La Maison-Blanche et l’Elysée renforcent leurs liens

Le président américain George  W. Bush et son homologue français Nicolas Sarkozy se sont rencontrés samedi  pour un déjeuner informel à la résidence familiale des Bush à Keennebunkport, dans le Maine (nord-est). Selon la porte- parole adjointe de la Maison-Blanche, la «proximité géographique» dans la mesure où le chef d’Etat français est en villégiature aux Etats-Unis a favorisé l’organisation de ce déjeuner .Il s’agit de la première rencontre aux Etats-Unis entre les deux chefs d’Etat depuis que M. Sarkozy a pris ses fonctions. Cette rencontre est destinée à raffermir les relations franco-américaines, surtout depuis le différend sur la guerre en Irak qui a été la cause de graves tensions entre les deux pays. Washington qui entretenait  des relations sans chaleur avec l’Elysée du temps de Jacques Chirac, souhaite une «nouvelle ère «dans leur relation avec la France à la faveur du quinquennat de M.Sarkozy.

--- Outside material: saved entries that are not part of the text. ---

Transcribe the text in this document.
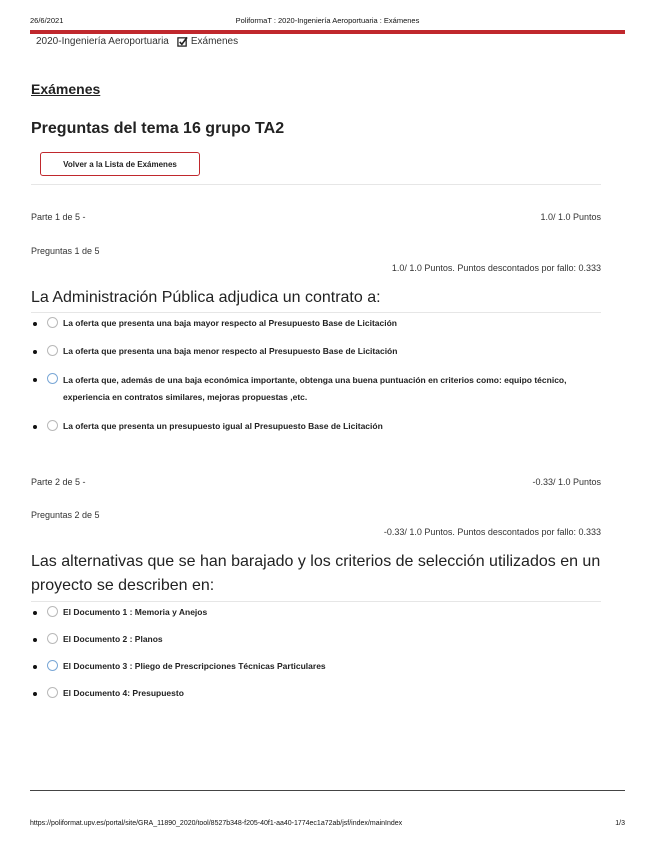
26/6/2021	PoliformaT : 2020-Ingeniería Aeroportuaria : Exámenes
2020-Ingeniería Aeroportuaria Exámenes
Exámenes
Preguntas del tema 16 grupo TA2
Volver a la Lista de Exámenes
Parte 1 de 5 -	1.0/ 1.0 Puntos
Preguntas 1 de 5
1.0/ 1.0 Puntos. Puntos descontados por fallo: 0.333
La Administración Pública adjudica un contrato a:
La oferta que presenta una baja mayor respecto al Presupuesto Base de Licitación
La oferta que presenta una baja menor respecto al Presupuesto Base de Licitación
La oferta que, además de una baja económica importante, obtenga una buena puntuación en criterios como: equipo técnico, experiencia en contratos similares, mejoras propuestas ,etc.
La oferta que presenta un presupuesto igual al Presupuesto Base de Licitación
Parte 2 de 5 -	-0.33/ 1.0 Puntos
Preguntas 2 de 5
-0.33/ 1.0 Puntos. Puntos descontados por fallo: 0.333
Las alternativas que se han barajado y los criterios de selección utilizados en un proyecto se describen en:
El Documento 1 : Memoria y Anejos
El Documento 2 : Planos
El Documento 3 : Pliego de Prescripciones Técnicas Particulares
El Documento 4: Presupuesto
https://poliformat.upv.es/portal/site/GRA_11890_2020/tool/8527b348-f205-40f1-aa40-1774ec1a72ab/jsf/index/mainIndex	1/3
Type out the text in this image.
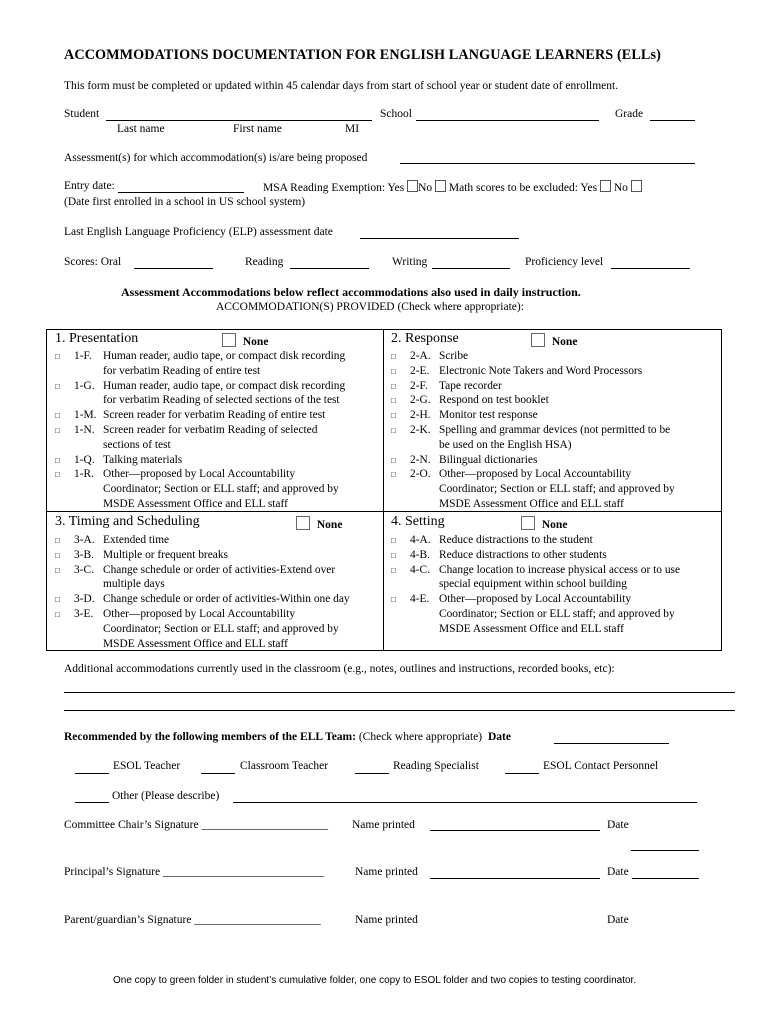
ACCOMMODATIONS DOCUMENTATION FOR ENGLISH LANGUAGE LEARNERS (ELLs)
This form must be completed or updated within 45 calendar days from start of school year or student date of enrollment.
Student
Last name	First name	MI
School	Grade
Assessment(s) for which accommodation(s) is/are being proposed
Entry date:
(Date first enrolled in a school in US school system)
MSA Reading Exemption: Yes No Math scores to be excluded: Yes No
Last English Language Proficiency (ELP) assessment date
Scores: Oral	Reading	Writing	Proficiency level
Assessment Accommodations below reflect accommodations also used in daily instruction.
ACCOMMODATION(S) PROVIDED (Check where appropriate):
1. Presentation	None	2. Response	None
3. Timing and Scheduling	None	4. Setting	None
□ 1-F. Human reader, audio tape, or compact disk recording
for verbatim Reading of entire test
□ 1-G. Human reader, audio tape, or compact disk recording
for verbatim Reading of selected sections of the test
□ 1-M. Screen reader for verbatim Reading of entire test
□ 1-N. Screen reader for verbatim Reading of selected
sections of test
□ 1-Q. Talking materials
□ 1-R. Other—proposed by Local Accountability
Coordinator; Section or ELL staff; and approved by
MSDE Assessment Office and ELL staff
□ 2-A. Scribe
□ 2-E. Electronic Note Takers and Word Processors
□ 2-F. Tape recorder
□ 2-G. Respond on test booklet
□ 2-H. Monitor test response
□ 2-K. Spelling and grammar devices (not permitted to be
be used on the English HSA)
□ 2-N. Bilingual dictionaries
□ 2-O. Other—proposed by Local Accountability
Coordinator; Section or ELL staff; and approved by
MSDE Assessment Office and ELL staff
□ 3-A. Extended time
□ 3-B. Multiple or frequent breaks
□ 3-C. Change schedule or order of activities-Extend over
multiple days
□ 3-D. Change schedule or order of activities-Within one day
□ 3-E. Other—proposed by Local Accountability
Coordinator; Section or ELL staff; and approved by
MSDE Assessment Office and ELL staff
□ 4-A. Reduce distractions to the student
□ 4-B. Reduce distractions to other students
□ 4-C. Change location to increase physical access or to use
special equipment within school building
□ 4-E. Other—proposed by Local Accountability
Coordinator; Section or ELL staff; and approved by
MSDE Assessment Office and ELL staff
Additional accommodations currently used in the classroom (e.g., notes, outlines and instructions, recorded books, etc):
Recommended by the following members of the ELL Team: (Check where appropriate) Date
ESOL Teacher	Classroom Teacher	Reading Specialist	ESOL Contact Personnel
Other (Please describe)
Committee Chair’s Signature ______________________ Name printed	Date
Principal’s Signature ____________________________	Name printed	Date
Parent/guardian’s Signature ______________________	Name printed	Date
One copy to green folder in student’s cumulative folder, one copy to ESOL folder and two copies to testing coordinator.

A son arrivée à la résidence des Bush, le président français a affirmé «cela ne fait que pratiquement 250 ans que  la France et les Etats-Unis sont des alliés et des amis». Pour sa part, M. Bush a souligné «Nous avons de bonnes relations avec la France. Evidemment nous avons eu des désaccords. Mais ce n’est pas parce que vous avez des désaccords sur des sujets particuliers que vous (n’avez) pas de bonnes relations». Et d’ajouter : «Nous avons eu des désaccords, sur l’Irak en particulier, mais je n’ai jamais permis que des désaccords nous empêchent de trouver d’autres moyens de travailler ensemble».
La proximité affichée entre les deux chefs d’Etat a été jugée suspecte par l’opposition en France. Le socialiste français Pierre Moscovici n’a pas hésité à dénoncer cette rencontre qui, selon lui, est une lourde erreur.
«Nous avons avec les Etats-Unis une relation d’alliance, d’amitié. Tout anti-américanisme est stupide, mais tout suivisme l’est autant», a-t-il affirmé. Et d’ajouter : «c’est un président qui a commis énormément d’erreurs et ce serait une lourde faute que d’afficher à son égard une amitié ostensible, une complaisance marquée. Nicolas Sarkozy doit lui adresser des messages de très grande fermeté».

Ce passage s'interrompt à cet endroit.